I think that social media’s main purpose is to connect friends and family. However, it can potentially hurt you when it comes to looking for a job. For example, many companies, during their hiring process, will check your social media to see if their perceptions of you were accurate or if you would be a good fit for their company. Some applications, like a summer camp application that I filled out last summer, asked for my Facebook link and asked for permission to use it as a reference. The fact that companies factor social media websites into the hiring process truly proves that they have become an important part of people’s lives.

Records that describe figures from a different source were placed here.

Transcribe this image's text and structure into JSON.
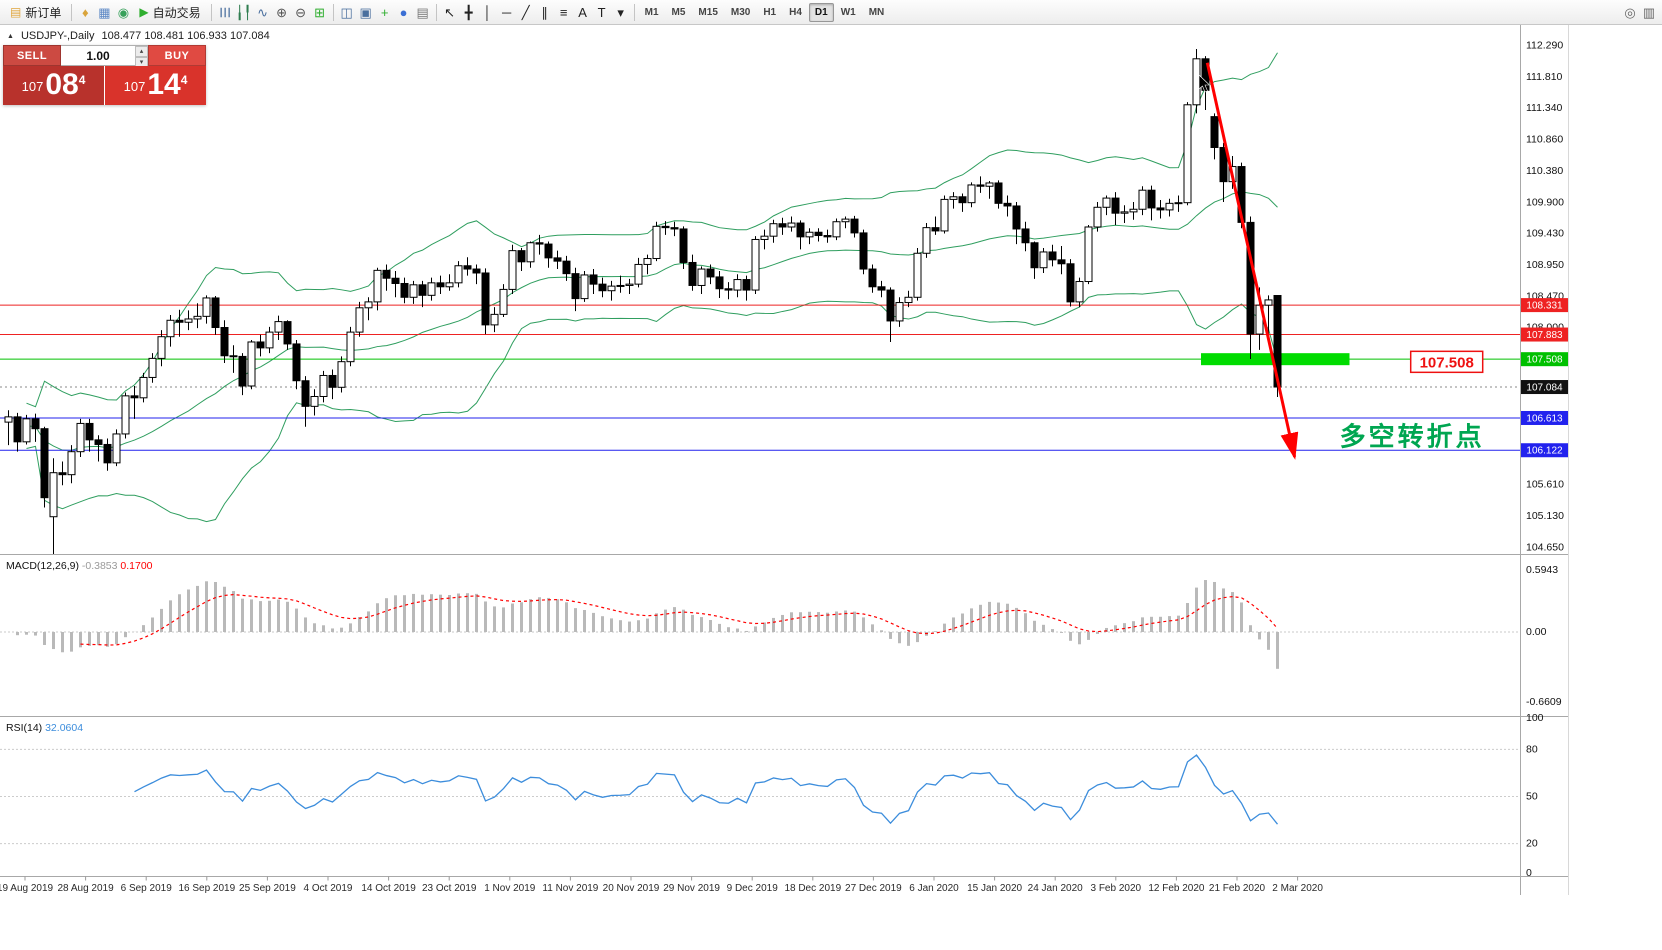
{
  "toolbar": {
    "items": [
      {
        "kind": "btn",
        "name": "new-order-button",
        "glyph": "▤",
        "glyph_color": "#e0a53c",
        "label": "新订单"
      },
      {
        "kind": "sep"
      },
      {
        "kind": "icon",
        "name": "profile-icon",
        "glyph": "♦",
        "color": "#d9a43b"
      },
      {
        "kind": "icon",
        "name": "charts-grid-icon",
        "glyph": "▦",
        "color": "#5b87c5"
      },
      {
        "kind": "icon",
        "name": "refresh-icon",
        "glyph": "◉",
        "color": "#37a05a"
      },
      {
        "kind": "btn",
        "name": "autotrading-button",
        "glyph": "▶",
        "glyph_color": "#2fae2f",
        "label": "自动交易"
      },
      {
        "kind": "sep"
      },
      {
        "kind": "icon",
        "name": "bar-chart-type-icon",
        "glyph": "☰",
        "color": "#4a6f9e",
        "rot": true
      },
      {
        "kind": "icon",
        "name": "candle-chart-type-icon",
        "glyph": "╽╿",
        "color": "#2f7d4f"
      },
      {
        "kind": "icon",
        "name": "line-chart-type-icon",
        "glyph": "∿",
        "color": "#4a6f9e"
      },
      {
        "kind": "icon",
        "name": "zoom-in-icon",
        "glyph": "⊕",
        "color": "#555555"
      },
      {
        "kind": "icon",
        "name": "zoom-out-icon",
        "glyph": "⊖",
        "color": "#555555"
      },
      {
        "kind": "icon",
        "name": "tile-windows-icon",
        "glyph": "⊞",
        "color": "#2fae2f"
      },
      {
        "kind": "sep"
      },
      {
        "kind": "icon",
        "name": "arrange-windows-icon",
        "glyph": "◫",
        "color": "#4a6f9e"
      },
      {
        "kind": "icon",
        "name": "cascade-windows-icon",
        "glyph": "▣",
        "color": "#4a6f9e"
      },
      {
        "kind": "icon",
        "name": "new-chart-icon",
        "glyph": "+",
        "color": "#2fae2f"
      },
      {
        "kind": "icon",
        "name": "auto-scroll-icon",
        "glyph": "●",
        "color": "#3b6fd4"
      },
      {
        "kind": "icon",
        "name": "chart-shift-icon",
        "glyph": "▤",
        "color": "#777777"
      },
      {
        "kind": "sep"
      },
      {
        "kind": "icon",
        "name": "cursor-icon",
        "glyph": "↖",
        "color": "#222222"
      },
      {
        "kind": "icon",
        "name": "crosshair-icon",
        "glyph": "╋",
        "color": "#222222"
      },
      {
        "kind": "icon",
        "name": "vertical-line-icon",
        "glyph": "│",
        "color": "#222222"
      },
      {
        "kind": "icon",
        "name": "horizontal-line-icon",
        "glyph": "─",
        "color": "#222222"
      },
      {
        "kind": "icon",
        "name": "trendline-icon",
        "glyph": "╱",
        "color": "#222222"
      },
      {
        "kind": "icon",
        "name": "channel-icon",
        "glyph": "∥",
        "color": "#222222"
      },
      {
        "kind": "icon",
        "name": "fibonacci-icon",
        "glyph": "≡",
        "color": "#222222"
      },
      {
        "kind": "icon",
        "name": "text-tool-icon",
        "glyph": "A",
        "color": "#222222"
      },
      {
        "kind": "icon",
        "name": "label-tool-icon",
        "glyph": "T",
        "color": "#222222"
      },
      {
        "kind": "icon",
        "name": "shapes-dropdown-icon",
        "glyph": "▾",
        "color": "#222222"
      },
      {
        "kind": "sep"
      }
    ],
    "timeframes": [
      "M1",
      "M5",
      "M15",
      "M30",
      "H1",
      "H4",
      "D1",
      "W1",
      "MN"
    ],
    "active_timeframe": "D1",
    "right_items": [
      {
        "kind": "icon",
        "name": "search-icon",
        "glyph": "◎",
        "color": "#666666"
      },
      {
        "kind": "icon",
        "name": "window-list-icon",
        "glyph": "▥",
        "color": "#666666"
      }
    ]
  },
  "chart": {
    "marker_glyph": "▲",
    "title": "USDJPY-,Daily",
    "quote_line": "108.477 108.481 106.933 107.084"
  },
  "order_panel": {
    "volume": "1.00",
    "spin_up_glyph": "▴",
    "spin_down_glyph": "▾",
    "sell": {
      "label": "SELL",
      "price_main": "107",
      "price_big": "08",
      "price_sup": "4"
    },
    "buy": {
      "label": "BUY",
      "price_main": "107",
      "price_big": "14",
      "price_sup": "4"
    }
  },
  "chart_data": {
    "type": "candlestick",
    "symbol": "USDJPY-",
    "timeframe": "Daily",
    "current_bar": {
      "open": 108.477,
      "high": 108.481,
      "low": 106.933,
      "close": 107.084
    },
    "ylim": [
      104.53,
      112.42
    ],
    "price_ticks": [
      112.29,
      111.81,
      111.34,
      110.86,
      110.38,
      109.9,
      109.43,
      108.95,
      108.47,
      108.0,
      105.61,
      105.13,
      104.65
    ],
    "x_labels": [
      "19 Aug 2019",
      "28 Aug 2019",
      "6 Sep 2019",
      "16 Sep 2019",
      "25 Sep 2019",
      "4 Oct 2019",
      "14 Oct 2019",
      "23 Oct 2019",
      "1 Nov 2019",
      "11 Nov 2019",
      "20 Nov 2019",
      "29 Nov 2019",
      "9 Dec 2019",
      "18 Dec 2019",
      "27 Dec 2019",
      "6 Jan 2020",
      "15 Jan 2020",
      "24 Jan 2020",
      "3 Feb 2020",
      "12 Feb 2020",
      "21 Feb 2020",
      "2 Mar 2020"
    ],
    "candles": [
      [
        106.55,
        106.73,
        106.2,
        106.63
      ],
      [
        106.63,
        106.69,
        106.1,
        106.25
      ],
      [
        106.25,
        106.66,
        106.21,
        106.6
      ],
      [
        106.6,
        106.68,
        106.25,
        106.45
      ],
      [
        106.45,
        106.48,
        105.25,
        105.4
      ],
      [
        105.11,
        106.0,
        104.46,
        105.78
      ],
      [
        105.78,
        105.95,
        105.59,
        105.75
      ],
      [
        105.75,
        106.2,
        105.62,
        106.1
      ],
      [
        106.1,
        106.6,
        106.02,
        106.53
      ],
      [
        106.53,
        106.6,
        106.1,
        106.28
      ],
      [
        106.28,
        106.35,
        105.95,
        106.21
      ],
      [
        106.21,
        106.3,
        105.81,
        105.93
      ],
      [
        105.93,
        106.44,
        105.88,
        106.37
      ],
      [
        106.37,
        107.0,
        106.3,
        106.95
      ],
      [
        106.95,
        107.1,
        106.6,
        106.92
      ],
      [
        106.92,
        107.3,
        106.85,
        107.23
      ],
      [
        107.23,
        107.6,
        107.15,
        107.52
      ],
      [
        107.52,
        107.95,
        107.4,
        107.85
      ],
      [
        107.85,
        108.18,
        107.7,
        108.1
      ],
      [
        108.1,
        108.26,
        107.85,
        108.07
      ],
      [
        108.07,
        108.25,
        107.95,
        108.12
      ],
      [
        108.12,
        108.36,
        107.98,
        108.16
      ],
      [
        108.16,
        108.48,
        108.05,
        108.44
      ],
      [
        108.44,
        108.47,
        107.88,
        107.99
      ],
      [
        107.99,
        108.1,
        107.45,
        107.56
      ],
      [
        107.56,
        107.72,
        107.3,
        107.55
      ],
      [
        107.55,
        107.6,
        106.96,
        107.1
      ],
      [
        107.1,
        107.8,
        107.05,
        107.77
      ],
      [
        107.77,
        107.88,
        107.55,
        107.68
      ],
      [
        107.68,
        108.0,
        107.6,
        107.92
      ],
      [
        107.92,
        108.17,
        107.8,
        108.08
      ],
      [
        108.08,
        108.1,
        107.65,
        107.74
      ],
      [
        107.74,
        107.8,
        107.05,
        107.18
      ],
      [
        107.18,
        107.25,
        106.48,
        106.79
      ],
      [
        106.79,
        107.05,
        106.65,
        106.94
      ],
      [
        106.94,
        107.33,
        106.85,
        107.26
      ],
      [
        107.26,
        107.35,
        106.9,
        107.08
      ],
      [
        107.08,
        107.55,
        107.0,
        107.47
      ],
      [
        107.47,
        108.0,
        107.4,
        107.92
      ],
      [
        107.92,
        108.38,
        107.85,
        108.29
      ],
      [
        108.29,
        108.45,
        108.1,
        108.38
      ],
      [
        108.38,
        108.9,
        108.25,
        108.86
      ],
      [
        108.86,
        108.95,
        108.55,
        108.74
      ],
      [
        108.74,
        108.85,
        108.45,
        108.66
      ],
      [
        108.66,
        108.75,
        108.36,
        108.45
      ],
      [
        108.45,
        108.7,
        108.35,
        108.64
      ],
      [
        108.64,
        108.7,
        108.3,
        108.48
      ],
      [
        108.48,
        108.75,
        108.4,
        108.67
      ],
      [
        108.67,
        108.78,
        108.5,
        108.61
      ],
      [
        108.61,
        108.8,
        108.55,
        108.67
      ],
      [
        108.67,
        109.0,
        108.6,
        108.93
      ],
      [
        108.93,
        109.06,
        108.78,
        108.88
      ],
      [
        108.88,
        108.95,
        108.65,
        108.82
      ],
      [
        108.82,
        108.89,
        107.89,
        108.03
      ],
      [
        108.03,
        108.3,
        107.92,
        108.19
      ],
      [
        108.19,
        108.65,
        108.15,
        108.57
      ],
      [
        108.57,
        109.25,
        108.5,
        109.16
      ],
      [
        109.16,
        109.2,
        108.85,
        108.99
      ],
      [
        108.99,
        109.3,
        108.9,
        109.28
      ],
      [
        109.28,
        109.4,
        109.1,
        109.26
      ],
      [
        109.26,
        109.3,
        108.9,
        109.05
      ],
      [
        109.05,
        109.16,
        108.88,
        109.0
      ],
      [
        109.0,
        109.08,
        108.7,
        108.81
      ],
      [
        108.81,
        108.9,
        108.24,
        108.43
      ],
      [
        108.43,
        108.85,
        108.38,
        108.79
      ],
      [
        108.79,
        108.88,
        108.5,
        108.65
      ],
      [
        108.65,
        108.75,
        108.45,
        108.55
      ],
      [
        108.55,
        108.7,
        108.4,
        108.62
      ],
      [
        108.62,
        108.78,
        108.52,
        108.63
      ],
      [
        108.63,
        108.73,
        108.5,
        108.65
      ],
      [
        108.65,
        109.05,
        108.6,
        108.95
      ],
      [
        108.95,
        109.1,
        108.8,
        109.04
      ],
      [
        109.04,
        109.6,
        109.0,
        109.53
      ],
      [
        109.53,
        109.61,
        109.4,
        109.51
      ],
      [
        109.51,
        109.6,
        109.38,
        109.49
      ],
      [
        109.49,
        109.53,
        108.88,
        108.98
      ],
      [
        108.98,
        109.1,
        108.55,
        108.63
      ],
      [
        108.63,
        108.92,
        108.5,
        108.88
      ],
      [
        108.88,
        108.95,
        108.65,
        108.76
      ],
      [
        108.76,
        108.85,
        108.44,
        108.58
      ],
      [
        108.58,
        108.68,
        108.42,
        108.56
      ],
      [
        108.56,
        108.8,
        108.45,
        108.72
      ],
      [
        108.72,
        108.78,
        108.4,
        108.56
      ],
      [
        108.56,
        109.38,
        108.5,
        109.33
      ],
      [
        109.33,
        109.48,
        109.18,
        109.38
      ],
      [
        109.38,
        109.63,
        109.28,
        109.57
      ],
      [
        109.57,
        109.66,
        109.4,
        109.52
      ],
      [
        109.52,
        109.68,
        109.45,
        109.58
      ],
      [
        109.58,
        109.62,
        109.18,
        109.37
      ],
      [
        109.37,
        109.5,
        109.26,
        109.44
      ],
      [
        109.44,
        109.5,
        109.3,
        109.39
      ],
      [
        109.39,
        109.48,
        109.28,
        109.37
      ],
      [
        109.37,
        109.65,
        109.32,
        109.6
      ],
      [
        109.6,
        109.68,
        109.5,
        109.64
      ],
      [
        109.64,
        109.69,
        109.36,
        109.43
      ],
      [
        109.43,
        109.48,
        108.8,
        108.88
      ],
      [
        108.88,
        108.95,
        108.52,
        108.61
      ],
      [
        108.61,
        108.7,
        108.45,
        108.56
      ],
      [
        108.56,
        108.6,
        107.77,
        108.09
      ],
      [
        108.09,
        108.45,
        108.0,
        108.37
      ],
      [
        108.37,
        108.55,
        108.3,
        108.45
      ],
      [
        108.45,
        109.2,
        108.4,
        109.12
      ],
      [
        109.12,
        109.58,
        109.05,
        109.51
      ],
      [
        109.51,
        109.68,
        109.4,
        109.46
      ],
      [
        109.46,
        110.0,
        109.42,
        109.94
      ],
      [
        109.94,
        110.05,
        109.8,
        109.98
      ],
      [
        109.98,
        110.03,
        109.75,
        109.89
      ],
      [
        109.89,
        110.2,
        109.82,
        110.16
      ],
      [
        110.16,
        110.29,
        110.04,
        110.14
      ],
      [
        110.14,
        110.22,
        109.95,
        110.19
      ],
      [
        110.19,
        110.23,
        109.8,
        109.88
      ],
      [
        109.88,
        110.0,
        109.68,
        109.84
      ],
      [
        109.84,
        109.9,
        109.26,
        109.49
      ],
      [
        109.49,
        109.6,
        109.15,
        109.28
      ],
      [
        109.28,
        109.3,
        108.73,
        108.9
      ],
      [
        108.9,
        109.2,
        108.82,
        109.14
      ],
      [
        109.14,
        109.25,
        108.92,
        109.02
      ],
      [
        109.02,
        109.23,
        108.8,
        108.96
      ],
      [
        108.96,
        109.03,
        108.31,
        108.38
      ],
      [
        108.38,
        108.75,
        108.3,
        108.69
      ],
      [
        108.69,
        109.55,
        108.65,
        109.52
      ],
      [
        109.52,
        109.9,
        109.45,
        109.82
      ],
      [
        109.82,
        110.0,
        109.7,
        109.96
      ],
      [
        109.96,
        110.05,
        109.55,
        109.73
      ],
      [
        109.73,
        109.85,
        109.58,
        109.75
      ],
      [
        109.75,
        109.9,
        109.63,
        109.79
      ],
      [
        109.79,
        110.14,
        109.7,
        110.08
      ],
      [
        110.08,
        110.15,
        109.62,
        109.81
      ],
      [
        109.81,
        109.93,
        109.65,
        109.78
      ],
      [
        109.78,
        109.95,
        109.68,
        109.88
      ],
      [
        109.88,
        110.0,
        109.75,
        109.89
      ],
      [
        109.89,
        111.42,
        109.85,
        111.38
      ],
      [
        111.38,
        112.23,
        111.25,
        112.08
      ],
      [
        112.08,
        112.12,
        111.3,
        111.6
      ],
      [
        111.2,
        111.25,
        110.55,
        110.73
      ],
      [
        110.73,
        110.8,
        109.9,
        110.21
      ],
      [
        110.21,
        110.6,
        110.1,
        110.44
      ],
      [
        110.44,
        110.5,
        109.5,
        109.59
      ],
      [
        109.59,
        109.68,
        107.51,
        107.89
      ],
      [
        107.89,
        108.6,
        107.65,
        108.33
      ],
      [
        108.33,
        108.48,
        107.85,
        108.41
      ],
      [
        108.477,
        108.481,
        106.933,
        107.084
      ]
    ],
    "bollinger": {
      "period": 20,
      "deviation": 2,
      "color": "#2f9e5f"
    },
    "hlines": [
      {
        "price": 108.331,
        "color": "#ee2222",
        "label": "108.331"
      },
      {
        "price": 107.883,
        "color": "#ee2222",
        "label": "107.883"
      },
      {
        "price": 107.508,
        "color": "#00c000",
        "label": "107.508"
      },
      {
        "price": 106.613,
        "color": "#2222ee",
        "label": "106.613"
      },
      {
        "price": 106.122,
        "color": "#2222ee",
        "label": "106.122"
      }
    ],
    "current_price": {
      "value": 107.084,
      "label": "107.084",
      "badge_bg": "#111111"
    },
    "indicators": {
      "macd": {
        "label": "MACD(12,26,9)",
        "main_value": "-0.3853",
        "signal_value": "0.1700",
        "axis": [
          "0.5943",
          "0.00",
          "-0.6609"
        ],
        "max": 0.5943,
        "min": -0.6609,
        "hist_color": "#b9b9b9",
        "signal_color": "#ff0000"
      },
      "rsi": {
        "label": "RSI(14)",
        "value": "32.0604",
        "axis": [
          100,
          80,
          50,
          20,
          0
        ],
        "levels": [
          80,
          50,
          20
        ],
        "line_color": "#3c8ddc"
      }
    },
    "annotations": {
      "zone": {
        "bar_start": 132.5,
        "bar_end": 149,
        "price": 107.508,
        "color": "#00dc00"
      },
      "price_tag": {
        "text": "107.508",
        "bar": 155.8,
        "price": 107.46,
        "color": "#ee1111"
      },
      "note": {
        "text": "多空转折点",
        "bar": 147.9,
        "price": 106.33,
        "color": "#00a651"
      },
      "arrow": {
        "bar1": 133.2,
        "price1": 112.02,
        "bar2": 142.9,
        "price2": 106.02,
        "color": "#ff0000"
      }
    }
  }
}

I am not against social media at all. I enjoy sharing annoying statuses on my Facebook, posting pictures with friends on Instagram and revining hilarious Vines. However, I ultimately think that there has to be a limit to what becomes an unhealthy relationship with social media. Checking every five minutes for a notification on your phone, computer or tablet is not a healthy thing to do. It actually, in my belief, deters you from paying attention in class and at work, or from building strong friendships and relationships with people face to face.
I am not giving up social media, but I am actually going to attempt to steer away from a constant connection with my social media in order to fulfill my daily goals. At the end of the day, social media can take over the entire world, but I will no longer allow it to take over me like I’ve allowed it to do for the last few years.